53 year old Jeffrey Herring was accused of having a gun outside his East Flatbush apartment in June 2013. He faced 15 years in prison.
Questions were raised whether the gun was planted by police officers from the 67th Precinct. Prosecutors were given a final chance Thursday by the judge to produce the informant who led to the arrest, but were unable to, and a judge dismissed the case.
Meanwhile, Herring's public defender found five other past cases that ended with dismissals, acquittals and a plea to time served.
In all of them, the same group of 67th Precinct detectives made similar allegations using an informant who was never identified or testified and a gun that was found in a plastic bag or bandana without any fingerprints on it.
"We will investigate the arrest of Mr. Herring and other arrests by these officers because of the serious questions raised by this case," said Brooklyn District Attorney Ken Thompson.
Herring has maintained his innocence for more than a year and a half.
"It's been a terrible nightmare for Mr. Herring, an innocent man who every night had to go to bed with these charges these false charges hanging over his head every single night," said his attorney, Debbie Silberman of Brooklyn Defender Service.
She says she knew her client was innocent from the start.
"From the very moment that I met Mr.
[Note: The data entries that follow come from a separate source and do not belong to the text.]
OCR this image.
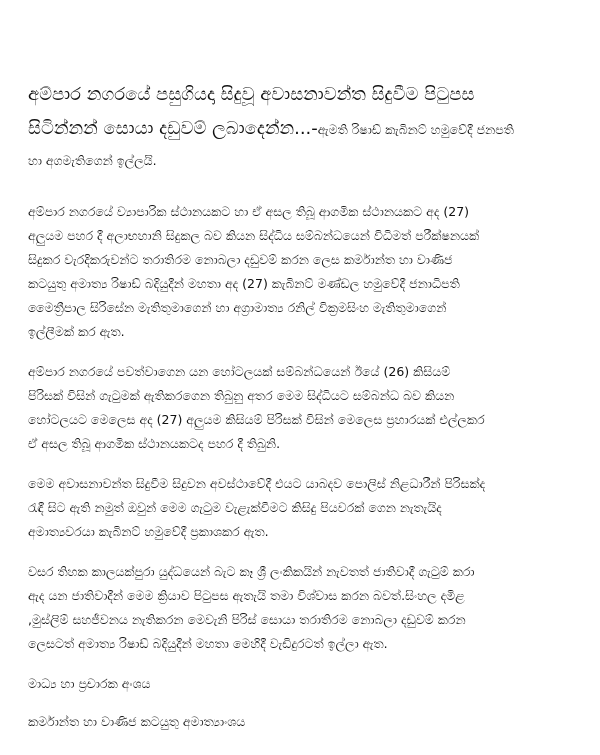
අම්පාර නගරයේ පසුගියදා සිදුවූ අවාසනාවන්ත සිදුවීම පිටුපස
සිටින්නන් සොයා දඩුවම් ලබාදෙන්න...-ඇමති රිෂාඩ් කැබිනට් හමුවේදී ජනපති
හා අගමැතිගෙන් ඉල්ලයි.

අම්පාර නගරයේ ව්‍යාපාරික ස්ථානයකට හා ඒ අසල තිබූ ආගමික ස්ථානයකට අද (27)
අලුයම පහර දී අලාභහානි සිදුකල බව කියන සිද්ධිය සම්බන්ධයෙන් විධිමත් පරීක්ෂනයක්
සිදුකර වැරදිකරුවන්ට තරාතිරම නොබලා දඩුවම් කරන ලෙස කර්මාන්ත හා වාණිජ
කටයුතු අමාත්‍ය රිෂාඩ් බදියුදීන් මහතා අද (27) කැබිනට් මණ්ඩල හමුවේදී ජනාධිපති
මෛත්‍රීපාල සිරිසේන මැතිතුමාගෙන් හා අග්‍රාමාත්‍ය රනිල් වික්‍රමසිංහ මැතිතුමාගෙන්
ඉල්ලීමක් කර ඇත.

අම්පාර නගරයේ පවත්වාගෙන යන හෝටලයක් සම්බන්ධයෙන් ඊයේ (26) කිසියම්
පිරිසක් විසින් ගැටුමක් ඇතිකරගෙන තිබුනු අතර මෙම සිද්ධියට සම්බන්ධ බව කියන
හෝටලයට මෙලෙස අද (27) අලුයම කිසියම් පිරිසක් විසින් මෙලෙස ප්‍රහාරයක් එල්ලකර
ඒ අසල තිබූ ආගමික ස්ථානයකටද පහර දී තිබුනි.

මෙම අවාසනාවන්ත සිදුවීම සිදුවන අවස්ථාවේදී එයට යාබදව පොලිස් නිළධාරීන් පිරිසක්ද
රැඳී සිට ඇති නමුත් ඔවුන් මෙම ගැටුම වැළැක්වීමට කිසිදු පියවරක් ගෙන නැතැයිද
අමාත්‍යවරයා කැබිනට් හමුවේදී ප්‍රකාශකර ඇත.

වසර තිහක කාලයක්පුරා යුද්ධයෙන් බැට කෑ ශ්‍රී ලංකිකයින් නැවතත් ජාතිවාදී ගැටුම් කරා
ඇද යන ජාතිවාදීන් මෙම ක්‍රියාව පිටුපස ඇතැයි තමා විශ්වාස කරන බවත්.සිංහල දමිළ
,මුස්ලිම් සහජීවනය නැතිකරන මෙවැනි පිරිස් සොයා තරාතිරම නොබලා දඩුවම් කරන
ලෙසටත් අමාත්‍ය රිෂාඩ් බදියුදීන් මහතා මෙහිදී වැඩිදුරටත් ඉල්ලා ඇත.

මාධ්‍ය හා ප්‍රචාරක අංශය

කර්මාන්ත හා වාණිජ කටයුතු අමාත්‍යාංශය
Herring he proclaimed his innocence and his story never wavered," she said.
On Thursday a Brooklyn court agreed, dismissing all charges against Herring after prosecutors failed to produce the confidential information who allegedly tipped police off to the gun, a weapon Herring maintains was planted by a group of officers from the 67th precinct.
A bold allegation the Brooklyn DAs office is now investigating along with five other cases involving the same officers.
"In the other five cases that we found that were similar no individual has ever been produced to support the allegations being made by these detectives," said Silberman.
Herring's attorney says the similarities between these cases are glaring and in each case the gun in question was found with no fingerprints.
"The facts were so incredibly similar to the facts in my case so similar that it raised red flags and a lot of suspicion," she said.
Suspicions about the same officers were also stated on record by another judge just a couple years ago who said in her closing decision "I believe these officers perjured themselves".
The NYPD declined our request for an interview but did confirm Internal Affairs is now actively investigating these allegations in addition to the Brooklyn DAs investigation.